We exist in many forms online, yet we exist in only one form offline.
And if my statement is correct then I must ask the following questions:
Why do we care less and less about our physical presence but care more and more about our online profiles?
When did a notification get more important than human interaction?
And why do we find it easier to look into a screen than into someone’s eyes?
I grew up to believe that conversations should exist with certain ethics bound to them, for example; if you receive a phone call during a conversation, you should apologize, walk several steps away from the person you were talking to, answer your phone and complete the call in the shortest time possible, to avoid making the person you were talking to uncomfortable.
Or if you receive a text message, you will once again apologize for the distraction, look at the screen briefly, answer the text and get back to the conversation.
But what happens when we get a notification from Facebook on our phone?
The answer is quite simple: we check the notification. Now, if it was anything important we will “Like” the content or even respond, but then we will drift away to the news feed, incoming messages, a friend’s wall and maybe some “memes” followed by opening a game.
All that, while we have a real person in front of us, sitting there, talking, waiting, watching us sink deeper into the social bubble of our parallel existence.
For me, the most horrible of all situations is the one where – for no apparent reason (or at least so it seems to me) – the person in front of me pulls out the phone and starts checking the feed or playing a game while trying to maintain the conversation.

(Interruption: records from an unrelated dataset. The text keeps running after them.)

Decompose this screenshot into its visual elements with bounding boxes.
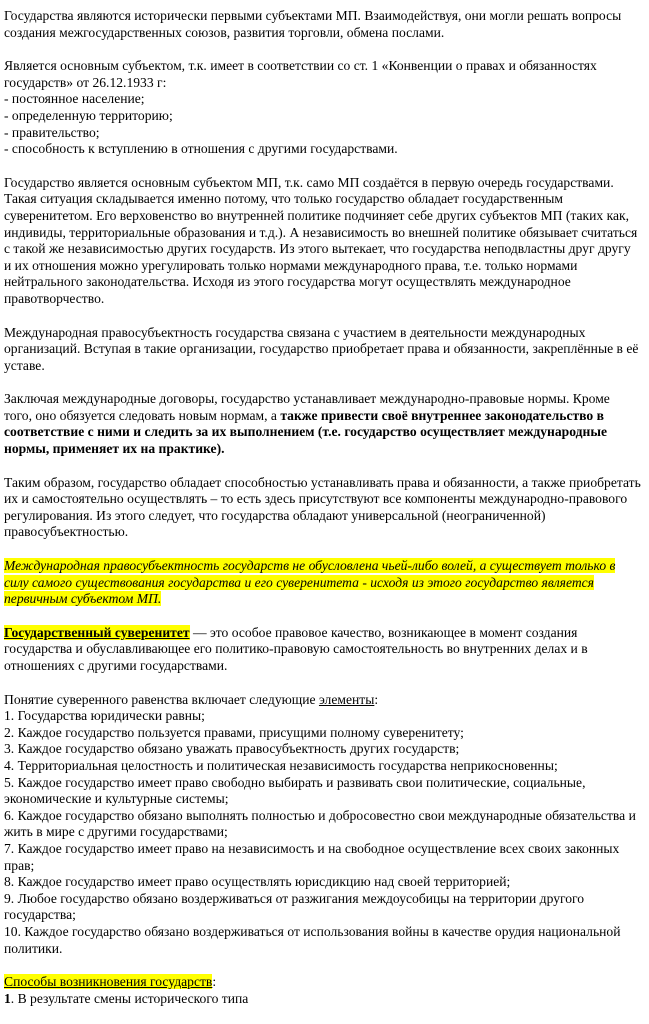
list-item: 7. Каждое государство имеет право на независимость и на свободное осуществление всех своих законных прав; <box>4 840 620 873</box>
list-item: 3. Каждое государство обязано уважать правосубъектность других государств; <box>4 741 460 757</box>
list-item: - постоянное население; <box>4 91 145 107</box>
paragraph-universal-legal-personality: Таким образом, государство обладает способностью устанавливать права и обязанности, а также приобретать их и самостоятельно осуществлять – то есть здесь присутствуют все компоненты международно-правового регулирования. Из этого следует, что государства обладают универсальной (неограниченной) правосубъектностью. <box>4 474 641 540</box>
sovereignty-term: Государственный суверенитет <box>4 624 190 640</box>
paragraph-states-first-subjects: Государства являются исторически первыми субъектами МП. Взаимодействуя, они могли решать вопросы создания межгосударственных союзов, развития торговли, обмена послами. <box>4 8 622 40</box>
convention-criteria-list <box>4 91 641 157</box>
item-number: 1 <box>4 990 11 1006</box>
list-item: - определенную территорию; <box>4 107 173 123</box>
paragraph-primary-subject-highlight <box>4 558 641 608</box>
paragraph-convention-intro: Является основным субъектом, т.к. имеет в соответствии со ст. 1 «Конвенции о правах и обязанностях государств» от 26.12.1933 г: <box>4 58 597 90</box>
heading-colon: : <box>212 974 217 990</box>
paragraph-main-subject: Государство является основным субъектом МП, т.к. само МП создаётся в первую очередь государствами. Такая ситуация складывается именно потому, что только государство обладает государственным суверенитетом. Его верховенство во внутренней политике подчиняет себе других субъектов МП (таких как, индивиды, территориальные образования и т.д.). А независимость во внешней политике обязывает считаться с такой же независимостью других государств. Из этого вытекает, что государства неподвластны друг другу и их отношения можно урегулировать только нормами международного права, т.е. только нормами нейтрального законодательства. Исходя из этого государства могут осуществлять международное правотворчество. <box>4 174 638 306</box>
item-text: . В результате смены исторического типа <box>10 990 249 1006</box>
paragraph-treaties <box>4 391 641 457</box>
elements-term: элементы <box>318 691 375 707</box>
list-item: - способность к вступлению в отношения с другими государствами. <box>4 141 398 157</box>
paragraph-state-sovereignty <box>4 625 641 675</box>
list-item: 5. Каждое государство имеет право свободно выбирать и развивать свои политические, социальные, экономические и культурные системы; <box>4 774 586 807</box>
paragraph-state-emergence-heading <box>4 974 641 991</box>
list-item: 10. Каждое государство обязано воздерживаться от использования войны в качестве орудия национальной политики. <box>4 923 621 956</box>
list-item: 1. Государства юридически равны; <box>4 708 205 724</box>
sovereign-equality-text: Понятие суверенного равенства включает следующие <box>4 691 319 707</box>
paragraph-sovereign-equality-intro <box>4 692 641 709</box>
list-item: 8. Каждое государство имеет право осуществлять юрисдикцию над своей территорией; <box>4 874 511 890</box>
sovereignty-definition: — это особое правовое качество, возникающее в момент создания государства и обуславливающее его политико-правовую самостоятельность во внутренних делах и в отношениях с другими государствами. <box>4 624 588 673</box>
list-item: - правительство; <box>4 124 100 140</box>
highlighted-italic-text: Международная правосубъектность государств не обусловлена чьей-либо волей, а существует только в силу самого существования государства и его суверенитета - исходя из этого государство является первичным субъектом МП. <box>4 558 616 607</box>
sovereign-equality-elements-list <box>4 708 641 957</box>
paragraph-emergence-way-1 <box>4 991 641 1008</box>
list-item: 2. Каждое государство пользуется правами, присущими полному суверенитету; <box>4 724 464 740</box>
colon: : <box>374 691 379 707</box>
treaties-text: Заключая международные договоры, государство устанавливает международно-правовые нормы. Кроме того, оно обязуется следовать новым нормам, а <box>4 391 610 423</box>
paragraph-international-organizations: Международная правосубъектность государства связана с участием в деятельности международных организаций. Вступая в такие организации, государство приобретает права и обязанности, закреплённые в её уставе. <box>4 324 639 373</box>
list-item: 9. Любое государство обязано воздерживаться от разжигания междоусобицы на территории другого государства; <box>4 890 585 923</box>
list-item: 6. Каждое государство обязано выполнять полностью и добросовестно свои международные обязательства и жить в мире с другими государствами; <box>4 807 636 840</box>
emergence-heading: Способы возникновения государств <box>4 974 213 990</box>
treaties-bold-text: также привести своё внутреннее законодательство в соответствие с ними и следить за их выполнением (т.е. государство осуществляет международные нормы, применяет их на практике). <box>4 407 607 457</box>
list-item: 4. Территориальная целостность и политическая независимость государства неприкосновенны; <box>4 757 558 773</box>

Why not just say: “Hey dude, you are boring me, let’s switch a topic”. In which universe is it more ethical to stare at a screen instead? And don’t you find this to be more insulting than having the person just saying to your face: “You are boring, shut up!” I know I do.
I tried to stop talking once to a friend who pulled out his smartphone during a conversation with me, he didn’t even notice it. We sat there for about 45 minutes and then he said that he has to go home. On other occasions I would try to make the person who pulled a smartphone confused by asking him questions that can’t be answered with generic comments like “aha” and “oh yeah”. Then they pull their heads out of the screen, ask me to repeat the question, answer it and dive back into the phone. I even tried taking my stuff and just walking away from the person few times. I got mixed responds ranging from “Did something happen?” and “Why are you leaving?”.
In the most extreme cases the person would ask me:”What’s up?” without even taking his eyes off the screen and greeting me farewell.
Many times I stopped and thought that maybe the reason why people pull out their smartphones when they talk to me is because I’m boring, or am I just not as interesting as a smartphone?